I’ll respond to the thread in a bit, maybe not tonight, there’s like 70 posts go to through and the link in the paragraph won’t be kind to my argument. However, I will concede that my previous assumption about reading the magazine was illegal. I wanted to prove a point, so I went Googling specifics I could use in my argument, but came upon this. Its an article that doesn’t support me. Its about a man who was pulled over while at a red for using his phone. His arguments were similar to mine, that if the car was stopped, its not a threat. The court disagreed. I am in the wrong

Though I suppose if I wanted to be semantic about it, I could say that technically, what I was doing was legal. There is no provision against magazine reading, only against certain electronic communication devices. But I’m not going to go there as the intent of the law was obviously violated here, so the law does not support my argument

Some of you will rightly chastise me for continuing my defense, however, because this is an instance where I disagree with the law. I believe the government has an obligation to protect people, and in trying to cast the widest net, may catch something that doesn’t belong. In this case, I am not saying I’m a judge or an arbiter of the law or anything, but I disagree with their ruling and feel they are mistaken. I feel that it would rightly be too onerous to conceive of every single instance where one is stopped and make a separate law about that. Like the article says:

“Any mom or dad driving kids to school can expect to stop while parents in cars in front of them are unloading their kids,” Justice James A. Richman wrote in a concurring opinion. “A shopper driving to a store near Lake Merritt in Oakland may have to stop while a gaggle of geese crosses the street. A couple going for a Sunday drive in West Marin County may have to stop for a cattle crossing. And, of course, all of us are expected to stop for red lights, stop signs, crossing trains, and funeral processions. In short, all drivers may, and sometimes must, stop. But they do so while ‘driving.’ Just like defendant.”

I wouldn’t want laws to cover all those because it would just be a legalistic nightmare. However, I still disagree that once stopped fully at an intersection’s red light, a light that is red for at least a minute, there is no significant safety violation if a person should take his attention away from driving. I simply don’t find their arguments convincing.

And please don’t play the “You’re not a lawyer are you saying you’re smarter than they are?” card. One doesn’t have to be well versed in law to disagree with it. Hell, there are plenty of cases that’s been reasoned for decades such as abortion, gay marriage, or campaign financing that most of us hold strong views of in one way or another, and we disagree with lawyers and judges who have been practicing laws for years on the other side. So please, none of that, ok? I simply feel its not unsafe to read while at a red light.

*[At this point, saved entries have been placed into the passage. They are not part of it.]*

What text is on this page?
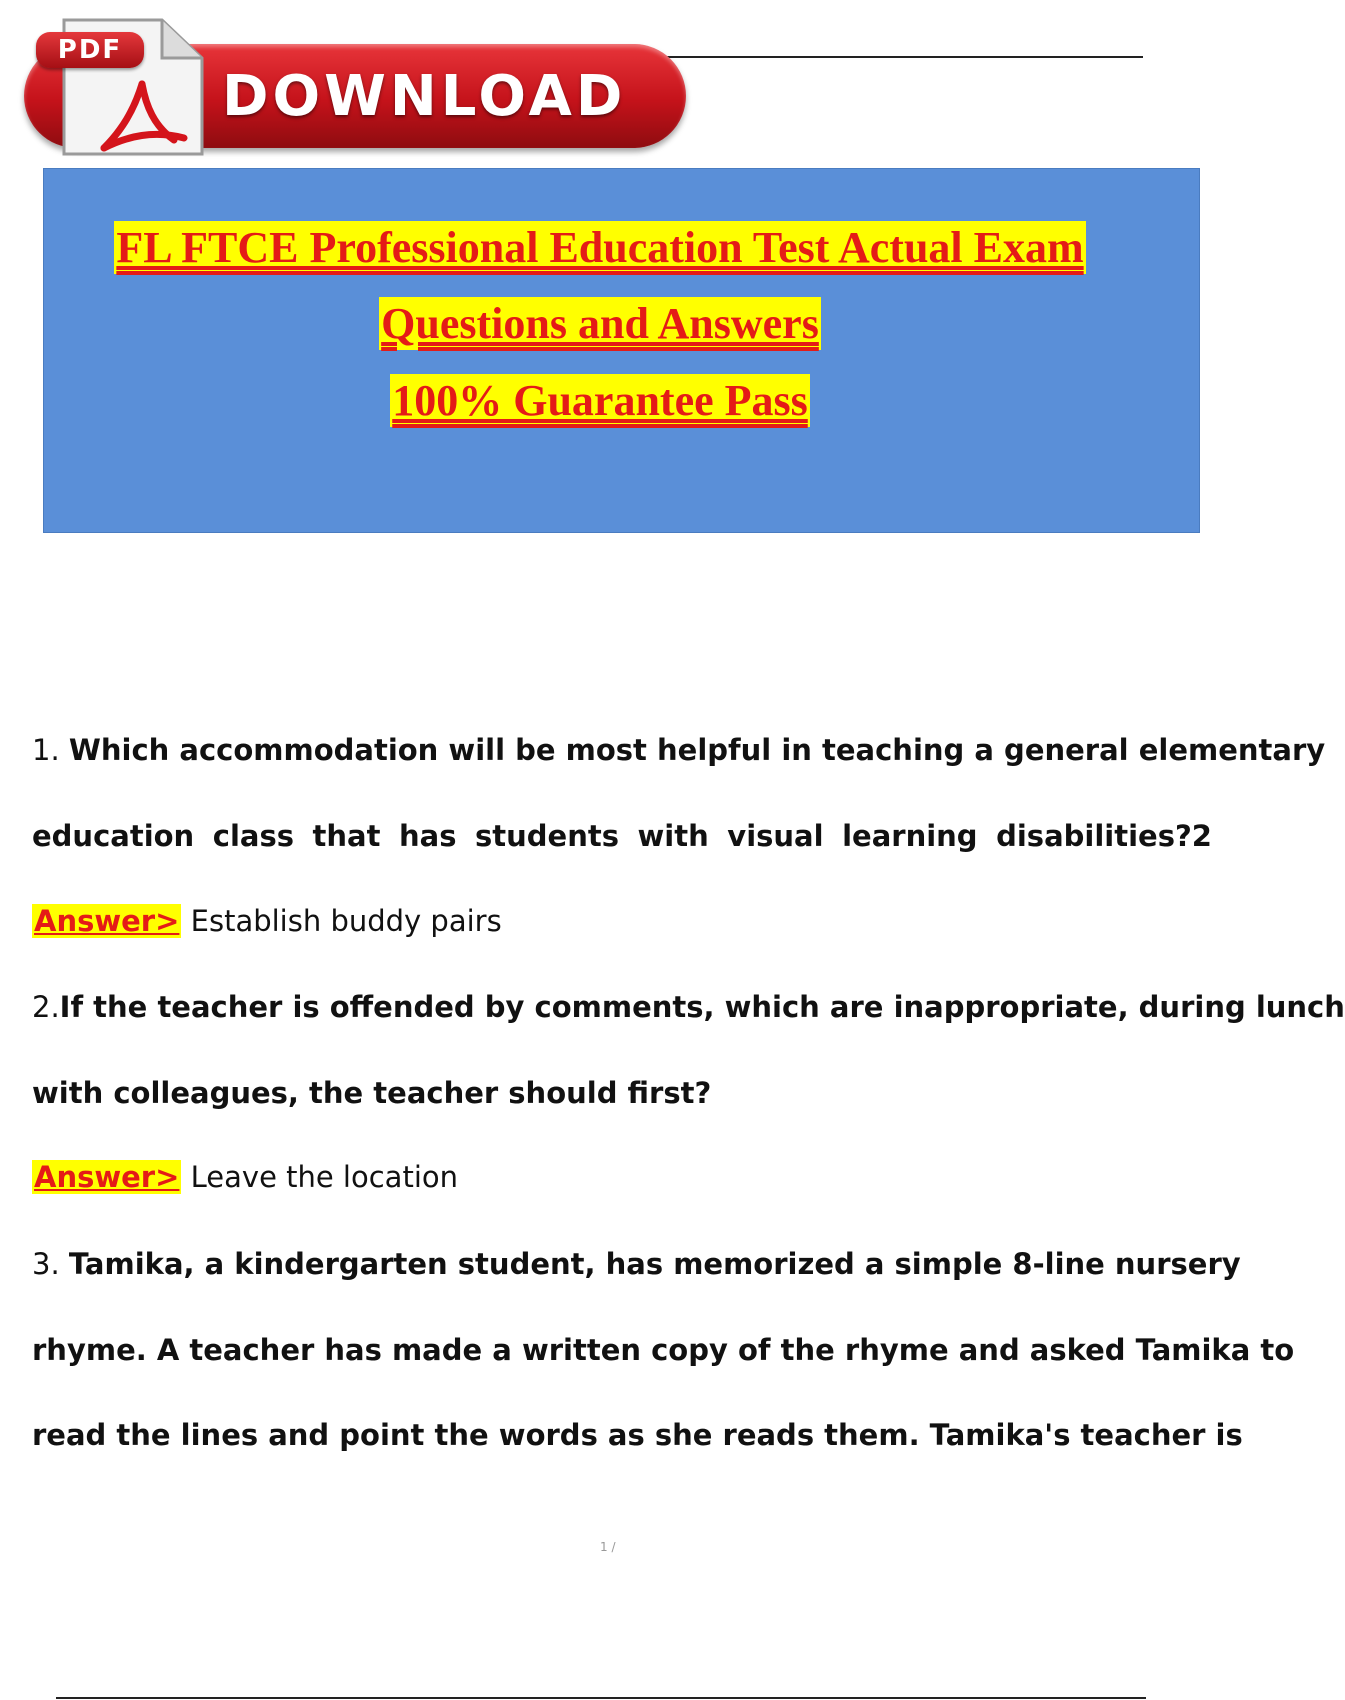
DOWNLOAD
PDF
FL FTCE Professional Education Test Actual Exam
Questions and Answers
100% Guarantee Pass
1. Which accommodation will be most helpful in teaching a general elementary
education class that has students with visual learning disabilities?2
Answer> Establish buddy pairs
2.If the teacher is offended by comments, which are inappropriate, during lunch
with colleagues, the teacher should first?
Answer> Leave the location
3. Tamika, a kindergarten student, has memorized a simple 8-line nursery
rhyme. A teacher has made a written copy of the rhyme and asked Tamika to
read the lines and point the words as she reads them. Tamika's teacher is
1 /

If it was a cow crossing or whatever, maybe. But like the example the man gave, if you were stuck in traffic, lets say at a train crossing, for 5 minutes, do you really think its unsafe if you take your eyes off the non-moving road for a few seconds? Its just different degrees of the same thing. My main objection to most of you is the utter black and white clarity of the situation to you, as if you cannot conceive of one second ever, in the entire country, where taking your eyes off the road at a stopped intersection is ok. To me, that speaks more of an emotional response than a reasoned argument.

A well-thought out post, but my response is that previously you brought up the question of whether the pedestrian was breaking legal and social norms.

Regardless of the laws that you may argue about, it is clearly not a social norm to read magazines while at stop lights. I can think of instances where I’ve seen someone whip out a newspaper while stuck in traffic or something, but those events are so rare that they are remarkable. You have to give us at least this much: regardless of the legality, it is extremely uncommon to read while in the drivers’ seat.